携帯音楽プレイヤーやスマートフォンに音楽コンテンツをダウンロードしたり、音楽ストリーミングサービスを利用したりと、近年、音楽をモノとして楽しむ機会は大幅に減ってきました。その一方で、盤面に刻まれた音を聴きながら、レコードレーベルやジャケットといったビジュアルも楽しめるレコードは、熱心な音楽マニアの間で根強い人気を保っています。そして、このほど、世界中に散在するレコードを集め、ユーザ同士でシェアできる、世界でも珍しい図書館が開設されました。

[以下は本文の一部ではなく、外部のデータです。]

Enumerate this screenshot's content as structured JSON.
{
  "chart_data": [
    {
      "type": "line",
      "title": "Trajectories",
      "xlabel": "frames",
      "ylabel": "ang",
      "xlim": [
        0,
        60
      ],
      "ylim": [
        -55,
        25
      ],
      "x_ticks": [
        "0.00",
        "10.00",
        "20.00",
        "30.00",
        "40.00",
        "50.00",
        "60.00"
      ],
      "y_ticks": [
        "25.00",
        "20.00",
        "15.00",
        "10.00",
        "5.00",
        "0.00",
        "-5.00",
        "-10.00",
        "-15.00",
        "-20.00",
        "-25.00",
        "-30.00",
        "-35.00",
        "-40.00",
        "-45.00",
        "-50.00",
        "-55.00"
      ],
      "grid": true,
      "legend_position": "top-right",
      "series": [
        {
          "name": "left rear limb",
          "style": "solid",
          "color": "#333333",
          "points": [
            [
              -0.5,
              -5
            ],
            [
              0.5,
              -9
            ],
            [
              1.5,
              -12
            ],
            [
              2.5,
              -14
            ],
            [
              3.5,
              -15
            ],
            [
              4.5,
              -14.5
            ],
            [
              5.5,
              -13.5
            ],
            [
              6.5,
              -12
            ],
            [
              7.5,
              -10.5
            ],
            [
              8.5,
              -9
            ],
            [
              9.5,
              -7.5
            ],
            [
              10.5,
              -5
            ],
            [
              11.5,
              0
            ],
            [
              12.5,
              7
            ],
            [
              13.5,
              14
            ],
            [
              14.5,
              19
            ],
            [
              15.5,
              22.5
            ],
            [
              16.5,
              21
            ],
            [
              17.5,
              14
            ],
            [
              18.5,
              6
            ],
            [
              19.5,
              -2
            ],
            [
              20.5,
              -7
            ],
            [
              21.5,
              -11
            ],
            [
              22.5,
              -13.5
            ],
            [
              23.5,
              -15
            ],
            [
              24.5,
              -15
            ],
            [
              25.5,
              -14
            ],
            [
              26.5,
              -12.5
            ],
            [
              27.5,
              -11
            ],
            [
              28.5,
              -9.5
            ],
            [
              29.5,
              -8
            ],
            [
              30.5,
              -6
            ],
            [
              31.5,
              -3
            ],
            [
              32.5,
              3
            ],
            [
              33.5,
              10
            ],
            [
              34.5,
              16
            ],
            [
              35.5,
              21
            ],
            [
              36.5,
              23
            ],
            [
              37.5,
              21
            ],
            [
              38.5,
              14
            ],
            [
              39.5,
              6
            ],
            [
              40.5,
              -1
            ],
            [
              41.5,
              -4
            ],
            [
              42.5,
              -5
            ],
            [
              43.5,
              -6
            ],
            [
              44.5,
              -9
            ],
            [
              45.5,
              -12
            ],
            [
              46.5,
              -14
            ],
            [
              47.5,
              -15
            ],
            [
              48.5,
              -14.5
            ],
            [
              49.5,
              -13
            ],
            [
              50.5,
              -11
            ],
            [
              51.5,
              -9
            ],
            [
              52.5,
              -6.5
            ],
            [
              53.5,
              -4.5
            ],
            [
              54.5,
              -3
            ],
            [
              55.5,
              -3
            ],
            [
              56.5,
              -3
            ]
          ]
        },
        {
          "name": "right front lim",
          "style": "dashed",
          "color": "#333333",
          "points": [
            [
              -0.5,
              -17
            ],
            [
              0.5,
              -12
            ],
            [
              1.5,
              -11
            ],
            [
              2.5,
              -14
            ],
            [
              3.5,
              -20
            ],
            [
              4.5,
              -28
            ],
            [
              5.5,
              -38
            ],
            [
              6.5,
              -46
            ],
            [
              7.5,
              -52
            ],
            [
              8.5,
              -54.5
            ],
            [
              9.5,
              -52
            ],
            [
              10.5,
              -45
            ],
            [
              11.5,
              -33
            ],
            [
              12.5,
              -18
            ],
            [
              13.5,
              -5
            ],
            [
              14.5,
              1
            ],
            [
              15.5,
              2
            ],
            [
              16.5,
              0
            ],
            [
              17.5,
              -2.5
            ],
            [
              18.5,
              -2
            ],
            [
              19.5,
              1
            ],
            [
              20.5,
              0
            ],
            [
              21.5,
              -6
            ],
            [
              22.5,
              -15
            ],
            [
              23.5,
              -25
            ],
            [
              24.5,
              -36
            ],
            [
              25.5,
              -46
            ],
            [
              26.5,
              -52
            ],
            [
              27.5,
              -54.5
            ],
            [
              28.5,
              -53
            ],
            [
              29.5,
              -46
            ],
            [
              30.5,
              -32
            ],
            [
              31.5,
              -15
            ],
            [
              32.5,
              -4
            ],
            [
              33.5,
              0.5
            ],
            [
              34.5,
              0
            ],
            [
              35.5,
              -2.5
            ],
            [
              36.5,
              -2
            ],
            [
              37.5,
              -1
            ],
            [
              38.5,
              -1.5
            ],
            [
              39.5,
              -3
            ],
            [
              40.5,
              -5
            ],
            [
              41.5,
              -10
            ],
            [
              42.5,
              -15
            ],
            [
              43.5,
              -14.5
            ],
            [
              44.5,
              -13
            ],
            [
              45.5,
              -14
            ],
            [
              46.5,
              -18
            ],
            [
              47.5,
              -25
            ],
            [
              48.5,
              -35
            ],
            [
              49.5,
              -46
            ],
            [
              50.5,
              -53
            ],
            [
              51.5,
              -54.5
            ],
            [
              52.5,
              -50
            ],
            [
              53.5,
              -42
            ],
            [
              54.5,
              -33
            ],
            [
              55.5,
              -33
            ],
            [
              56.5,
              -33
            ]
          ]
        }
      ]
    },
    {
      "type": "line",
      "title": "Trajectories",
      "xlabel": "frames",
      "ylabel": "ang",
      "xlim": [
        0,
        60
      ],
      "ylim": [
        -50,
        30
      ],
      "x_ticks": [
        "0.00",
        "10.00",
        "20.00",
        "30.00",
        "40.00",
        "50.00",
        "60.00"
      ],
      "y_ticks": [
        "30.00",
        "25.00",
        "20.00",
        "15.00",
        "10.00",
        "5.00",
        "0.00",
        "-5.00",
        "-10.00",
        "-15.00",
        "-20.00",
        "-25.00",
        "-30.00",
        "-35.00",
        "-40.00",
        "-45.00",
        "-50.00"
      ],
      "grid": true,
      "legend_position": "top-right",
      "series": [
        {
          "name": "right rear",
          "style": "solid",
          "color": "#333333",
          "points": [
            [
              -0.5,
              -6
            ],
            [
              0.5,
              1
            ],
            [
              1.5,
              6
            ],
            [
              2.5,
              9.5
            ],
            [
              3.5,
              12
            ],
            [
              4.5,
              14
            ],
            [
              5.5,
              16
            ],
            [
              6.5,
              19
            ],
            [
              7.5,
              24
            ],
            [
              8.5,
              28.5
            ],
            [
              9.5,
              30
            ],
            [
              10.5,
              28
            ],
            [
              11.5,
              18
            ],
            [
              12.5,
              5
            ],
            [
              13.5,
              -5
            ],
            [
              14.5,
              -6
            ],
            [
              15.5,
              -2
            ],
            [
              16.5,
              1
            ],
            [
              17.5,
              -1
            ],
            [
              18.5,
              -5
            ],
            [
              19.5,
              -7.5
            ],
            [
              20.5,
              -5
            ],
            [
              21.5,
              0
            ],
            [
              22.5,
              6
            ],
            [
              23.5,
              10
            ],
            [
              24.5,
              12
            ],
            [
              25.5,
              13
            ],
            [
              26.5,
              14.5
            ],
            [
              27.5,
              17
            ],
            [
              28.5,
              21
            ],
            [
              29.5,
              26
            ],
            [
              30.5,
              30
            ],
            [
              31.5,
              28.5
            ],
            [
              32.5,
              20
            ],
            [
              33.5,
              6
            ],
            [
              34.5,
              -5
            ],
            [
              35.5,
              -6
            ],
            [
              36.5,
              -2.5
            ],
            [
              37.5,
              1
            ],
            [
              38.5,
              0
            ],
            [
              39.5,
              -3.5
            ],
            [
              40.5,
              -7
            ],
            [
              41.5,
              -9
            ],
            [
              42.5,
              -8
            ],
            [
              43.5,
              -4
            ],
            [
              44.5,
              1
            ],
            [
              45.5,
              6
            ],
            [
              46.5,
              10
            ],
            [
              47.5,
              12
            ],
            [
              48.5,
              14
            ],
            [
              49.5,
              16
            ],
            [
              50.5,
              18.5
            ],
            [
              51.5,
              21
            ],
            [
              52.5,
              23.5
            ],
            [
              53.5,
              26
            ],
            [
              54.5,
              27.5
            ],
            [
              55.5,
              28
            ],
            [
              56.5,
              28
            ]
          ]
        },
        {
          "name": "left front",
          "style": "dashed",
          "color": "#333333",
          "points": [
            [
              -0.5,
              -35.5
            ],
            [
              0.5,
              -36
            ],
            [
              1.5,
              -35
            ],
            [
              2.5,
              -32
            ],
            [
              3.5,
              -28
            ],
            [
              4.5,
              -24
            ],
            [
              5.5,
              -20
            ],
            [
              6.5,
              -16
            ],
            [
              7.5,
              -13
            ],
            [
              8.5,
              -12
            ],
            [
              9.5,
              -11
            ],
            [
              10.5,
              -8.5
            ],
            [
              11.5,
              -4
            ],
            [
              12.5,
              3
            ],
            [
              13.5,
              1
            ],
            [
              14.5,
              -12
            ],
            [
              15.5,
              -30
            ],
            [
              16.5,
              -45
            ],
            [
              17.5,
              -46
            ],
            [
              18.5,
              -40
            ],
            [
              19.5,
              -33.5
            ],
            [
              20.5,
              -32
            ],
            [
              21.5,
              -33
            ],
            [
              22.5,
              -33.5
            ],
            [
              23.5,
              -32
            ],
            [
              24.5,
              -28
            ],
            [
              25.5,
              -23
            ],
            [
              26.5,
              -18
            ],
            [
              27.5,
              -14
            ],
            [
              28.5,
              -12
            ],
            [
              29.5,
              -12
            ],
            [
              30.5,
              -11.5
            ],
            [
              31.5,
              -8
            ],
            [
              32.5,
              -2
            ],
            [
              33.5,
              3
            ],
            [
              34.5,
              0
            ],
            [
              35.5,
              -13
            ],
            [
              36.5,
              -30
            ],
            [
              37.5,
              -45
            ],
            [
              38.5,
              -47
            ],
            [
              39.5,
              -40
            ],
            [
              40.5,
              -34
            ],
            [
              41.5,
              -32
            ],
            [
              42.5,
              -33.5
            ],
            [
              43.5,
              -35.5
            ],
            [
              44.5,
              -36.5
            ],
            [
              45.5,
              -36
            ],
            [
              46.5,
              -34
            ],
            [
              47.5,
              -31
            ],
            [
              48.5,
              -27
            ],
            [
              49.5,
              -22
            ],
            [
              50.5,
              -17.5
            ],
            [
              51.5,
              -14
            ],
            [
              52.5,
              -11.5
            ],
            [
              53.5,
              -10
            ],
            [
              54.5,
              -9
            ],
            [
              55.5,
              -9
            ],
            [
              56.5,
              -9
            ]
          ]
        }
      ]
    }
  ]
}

2013年7月1日、英ロンドンで、レコードのための私立図書館「The Vinyl Library(ザ・ビニール・ライブラリー)」がオープン。ソフィー・オースティン(Sophie Austin)さんとエリー・レンダル(Elly Rendall)さんという地元ロンドンのDJコンビが創設したこのユニークな図書館は、英国内外からレコードの寄付を募り、会員に貸し出す仕組みとなっています。ちなみに、オープンからわずか3週間で5,000枚以上のレコードが寄せられ、中には、ハンガリーから届いたものもあるそうです。

「The Vinyl Library」は、レコードの貸し出しスペースとしてのみならず、音楽ファンが気軽に集まり、自らの音楽にまつわる思い出や経験を語り合える"たまり場"としての役割も担おうとしています。そのための具体的なきっかけとして、DJレッスンや音楽ドキュメンタリー映画の上映会など、音楽にまつわるイベントも随時開催する予定です。

長年、多くの家庭で眠ったままのレコードを一カ所に集約させ、この貴重な"音楽遺産"を有効活用するとともに、レコードという共通のテーマを介して多様な人々がつながる場づくりを目指す「The Vinyl Library」の取り組みは、他のニッチなジャンルでも応用できる事例といえるでしょう。